Oracle engineers caused five days software outage at U.S. hospitals
Why organizations still buy Oracle / Cerner
- Several comments argue Oracle wins through aggressive enterprise sales: courting executives/CTOs with “we’ll handle everything” pitches, not developer preference.
- Others note in this case “Oracle wasn’t bought, Cerner was” and that Cerner’s core products historically sat on Oracle backends.
- Oracle is seen as offering a full-stack menu (DB, ERP, identity, CRM, cloud, etc.) that appeals to large bureaucracies wanting one vendor and “one throat to choke.”
- Some mention educational seeding: universities teaching Java/Oracle stacks create a pipeline of Oracle-literate juniors.
Legacy lock‑in, mainframes, and COBOL
- Many see Oracle use as legacy lock‑in: systems built decades ago when alternatives were weaker, now too risky/expensive to replace.
- Comparisons to COBOL/mainframes: systems run for 40–60 years, deeply embedded in business processes; migration is huge and rarely justified if the old system “still works.”
- Discussion on COBOL careers: some say it’s a high-pay, long-term niche; others call it “zombieware” that young devs avoid.
- A few suggest AI-assisted codebase translation as an unexplored opportunity, but others note the complexity and risk.
Technical views on Oracle vs Postgres/SQL Server
- Strong split: many insist Postgres is better for 99% of use cases; others say if money is no object, OracleDB still wins for extreme scale and fine-grained control.
- Examples cited: Oracle’s partitioned global unique indexes, ability to pin/prioritize execution plans, Exadata storage-level optimizations.
- Postgres’s refusal to fully honor query hints is highlighted as a pain point in some mission-critical scenarios.
- Some note OracleDB is technically impressive but surrounded by awful licensing, audits, tooling, and operational complexity.
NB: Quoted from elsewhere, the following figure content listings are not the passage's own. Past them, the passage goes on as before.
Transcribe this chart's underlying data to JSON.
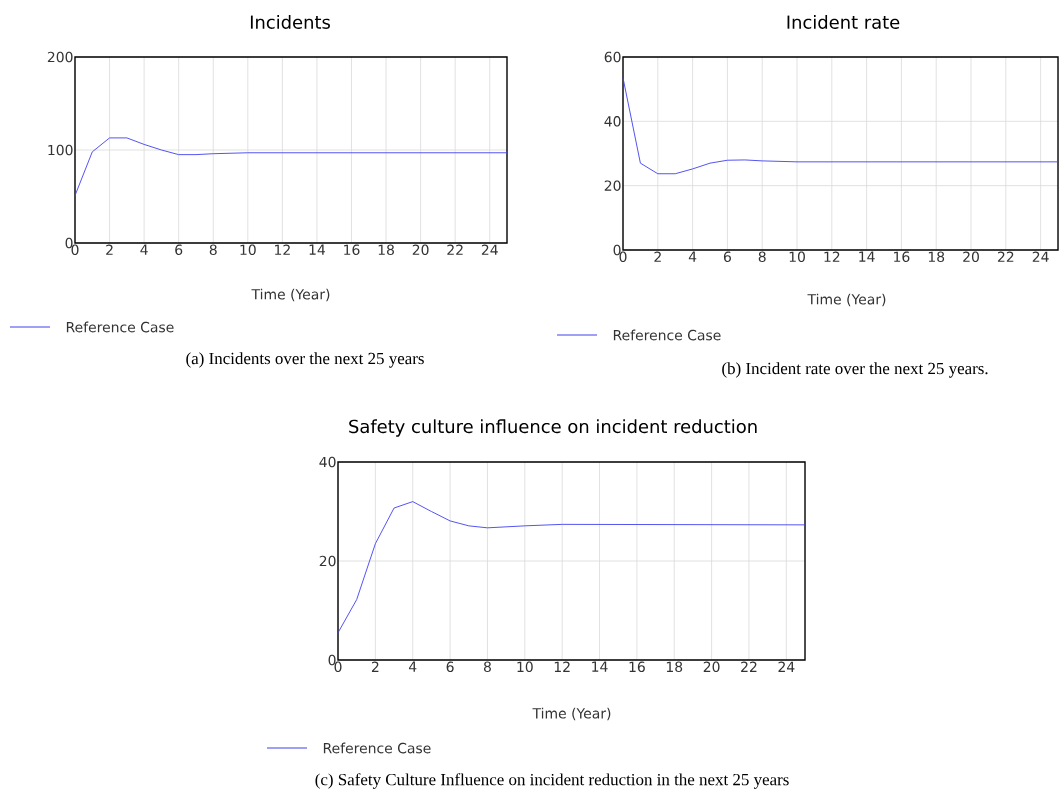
{
  "chart_data": [
    {
      "type": "line",
      "title": "Incidents",
      "xlabel": "Time (Year)",
      "x": [
        0,
        1,
        2,
        3,
        4,
        5,
        6,
        7,
        8,
        10,
        25
      ],
      "xlim": [
        0,
        25
      ],
      "xticks": [
        0,
        2,
        4,
        6,
        8,
        10,
        12,
        14,
        16,
        18,
        20,
        22,
        24
      ],
      "ylim": [
        0,
        200
      ],
      "yticks": [
        0,
        100,
        200
      ],
      "grid": true,
      "legend": "bottom",
      "marker": "none",
      "line_style": "solid",
      "series": [
        {
          "name": "Reference Case",
          "color": "#4040f0",
          "values": [
            51,
            98,
            113,
            113,
            106,
            100,
            95,
            95,
            96,
            97,
            97
          ]
        }
      ],
      "annotations": [
        "(a) Incidents over the next 25 years"
      ]
    },
    {
      "type": "line",
      "title": "Incident rate",
      "xlabel": "Time (Year)",
      "x": [
        0,
        1,
        2,
        3,
        4,
        5,
        6,
        7,
        8,
        10,
        25
      ],
      "xlim": [
        0,
        25
      ],
      "xticks": [
        0,
        2,
        4,
        6,
        8,
        10,
        12,
        14,
        16,
        18,
        20,
        22,
        24
      ],
      "ylim": [
        0,
        60
      ],
      "yticks": [
        0,
        20,
        40,
        60
      ],
      "grid": true,
      "legend": "bottom",
      "marker": "none",
      "line_style": "solid",
      "series": [
        {
          "name": "Reference Case",
          "color": "#4040f0",
          "values": [
            53.5,
            27,
            23.7,
            23.7,
            25.2,
            27,
            27.9,
            28,
            27.7,
            27.4,
            27.4
          ]
        }
      ],
      "annotations": [
        "(b) Incident rate over the next 25 years."
      ]
    },
    {
      "type": "line",
      "title": "Safety culture influence on incident reduction",
      "xlabel": "Time (Year)",
      "x": [
        0,
        1,
        2,
        3,
        4,
        5,
        6,
        7,
        8,
        10,
        12,
        25
      ],
      "xlim": [
        0,
        25
      ],
      "xticks": [
        0,
        2,
        4,
        6,
        8,
        10,
        12,
        14,
        16,
        18,
        20,
        22,
        24
      ],
      "ylim": [
        0,
        40
      ],
      "yticks": [
        0,
        20,
        40
      ],
      "grid": true,
      "legend": "bottom",
      "marker": "none",
      "line_style": "solid",
      "series": [
        {
          "name": "Reference Case",
          "color": "#4040f0",
          "values": [
            5.5,
            12.2,
            23.5,
            30.7,
            32,
            30,
            28.1,
            27.1,
            26.7,
            27.1,
            27.4,
            27.3
          ]
        }
      ],
      "annotations": [
        "(c) Safety Culture Influence on incident reduction in the next 25 years"
      ]
    }
  ]
}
- Others argue Oracle quality is generally low across its vast product line, even if the core database engine is strong.
Cause of the outage: human error vs process failure
- The reported root cause (“engineers deleted critical storage”) leads many to blame poor change management rather than individual engineers.
- Several describe what good process should look like in healthcare: strict procedures, staged disablement, read‑only aging, delayed physical deletion, clear rollback and recovery plans.
- The multi-day recovery time is read as evidence that procedures, safeguards, and tested backups were inadequate.
Culture, blame, and management pressure
- Debate around whether such failures stem from unrealistic deadlines and executive pressure vs plain incompetence or bad ops hygiene.
- Some argue it’s a pattern: decisions and budgets arrive late, but delivery dates don’t move, forcing compressed, risky work.
- Others push back on reflexively blaming management, emphasizing that individuals and organizations both share responsibility.
LLMs, “vibe coding,” and reliability
- Thread digresses into AI-assisted “vibe coding”: rapid progress initially but poor architecture, weak understanding, and fragile prototypes.
- Experienced developers report that heavy LLM reliance can degrade learning and insight; LLMs are seen as powerful search/idea tools, not mentors or safety nets.
- Concern that novices using LLMs may ship systems they don’t understand deeply enough to debug safely in critical environments.
Healthcare / EHR specifics and Cerner design
- Cerner’s architecture is criticized: shared “multitenant” database setups for multiple hospitals and high access privileges (e.g., widespread SSH and production DB write access).
- Multiple EHRs (Cerner, Epic, others) are described as dreadful from clinician and operational perspectives, even when technically “up.”
- Some note regional regulatory constraints (e.g., strict privacy rules) making generic EHR products hard to adapt.
- Skepticism that Oracle’s future AI-based EHR will prioritize real quality over marketing.